A scene from the COC’s “tawdry” Carmen.

The Canadian Opera Company’s production of Bizet’s audience favourite, “Carmen,” opened at the Four Seasons Center two nights ago.  The original announcement had Beth Clayton in the role of the seductive gypsy, but according to “Fashion Magazine,” Ms. Clayton announced her withdrawal from the role on January 20th, leaving little time for the COC to find replacements for a production that would begin in a few days.  The second announcement had Israelli mezzo-soprano, Rinat Shaham (above), replacing Clayton, who withdrew for “health reasons.”  Shaham is performing Jan. 27, 30, Feb. 2, 5, 7, 9, 11, 14, and her alternate, Anita Rachvelishvili on Feb. 17, 20, 23, 27.  Micaela is portrayed by Canadian soprano, Jessica Muirhead, Don Jose is played by both Bryan Hymel (above) and Garrett Sorenson, and Escamillo is Paul Gay.

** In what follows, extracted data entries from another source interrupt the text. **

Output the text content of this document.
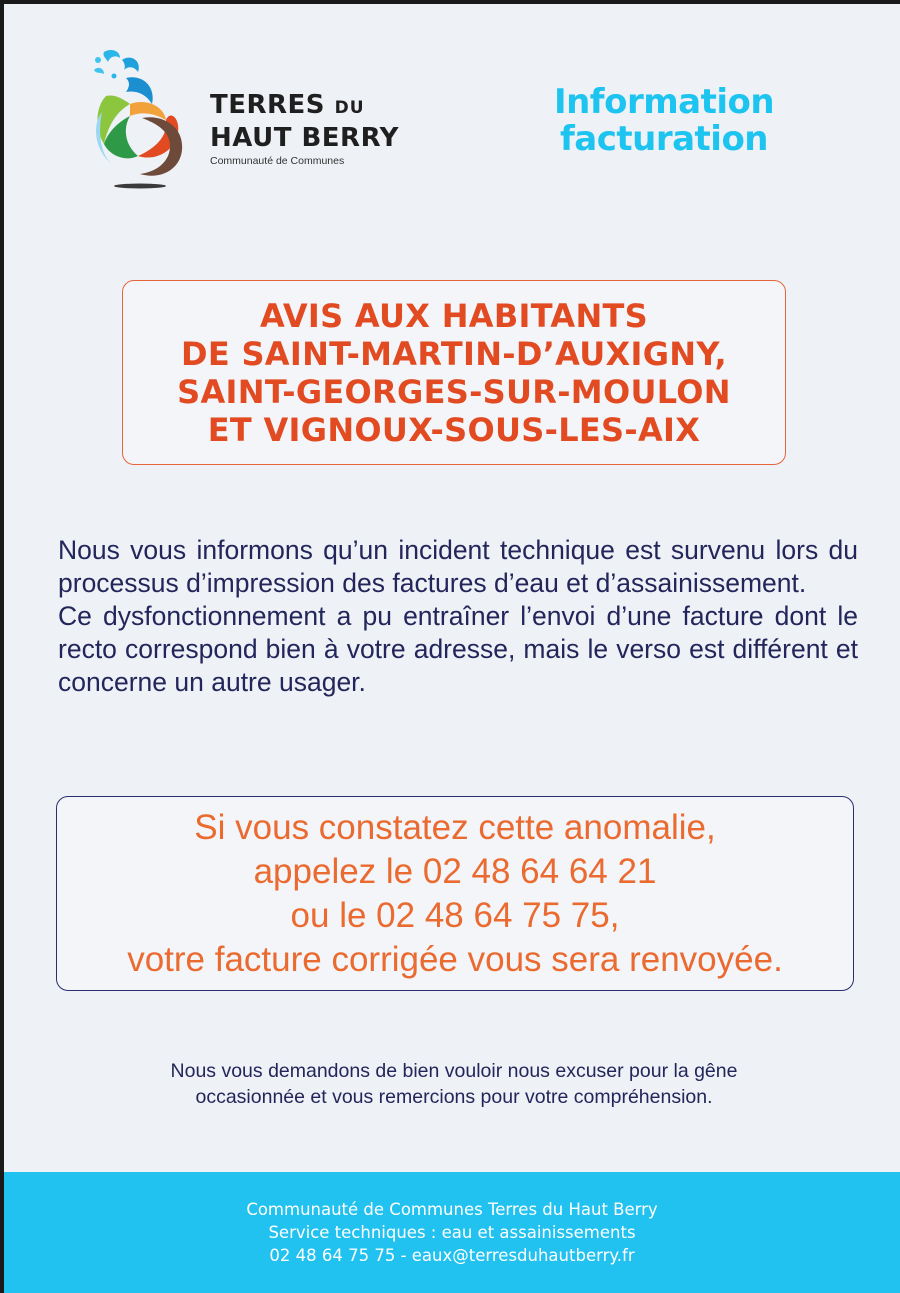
TERRES DU
HAUT BERRY
Communauté de Communes
Information
facturation
AVIS AUX HABITANTS
DE SAINT-MARTIN-D’AUXIGNY,
SAINT-GEORGES-SUR-MOULON
ET VIGNOUX-SOUS-LES-AIX

Nous vous informons qu’un incident technique est survenu lors du processus d’impression des factures d’eau et d’assainissement.

Ce dysfonctionnement a pu entraîner l’envoi d’une facture dont le recto correspond bien à votre adresse, mais le verso est différent et concerne un autre usager.

Si vous constatez cette anomalie,
appelez le 02 48 64 64 21
ou le 02 48 64 75 75,
votre facture corrigée vous sera renvoyée.
Nous vous demandons de bien vouloir nous excuser pour la gêne
occasionnée et vous remercions pour votre compréhension.
Communauté de Communes Terres du Haut Berry
Service techniques : eau et assainissements
02 48 64 75 75 - eaux@terresduhautberry.fr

In and of itself, Bizet’s opera was controversial in its day, for its fusion of comedy and tragedy, its gutsy realism, and in-your-face female heroine, the universally desired, Carmencita.  But, it seems that controversy follows Carmen wherever she goes, the COC notwithstanding.

Here are some reviews.  Enjoy.

COC Carmen too Tawdry by John Coulbourne of the QMI Agency

Trio of Singers Redeems Flawed Carmen from the Globe and Mail

Carmen in Eyeweekly.com

According to these, once again, the purity and authenticity of opera has been marred by producers and directors trying to project more from the opera than is actually necessary.  Actually, it’s more a “dumbing down”, which probably should offend the intelligence of operagoers.  If you strip it down to the nitty-gritty, opera says everything it needs to say, as it is.  I wonder whether directors feel that to make it “sexier,” “more disturbing,” or even “more interesting”, they need to over-emphasize the wonderful subtleties that audiences actually adore, subtleties that composers like Bizet, Verdi, and even Beethoven, already imbedded within their operatic fabric.  Have audiences changed all that much that we need it–whatever “it” is–shoved in our faces for fear we didn’t get it?   I think we get it!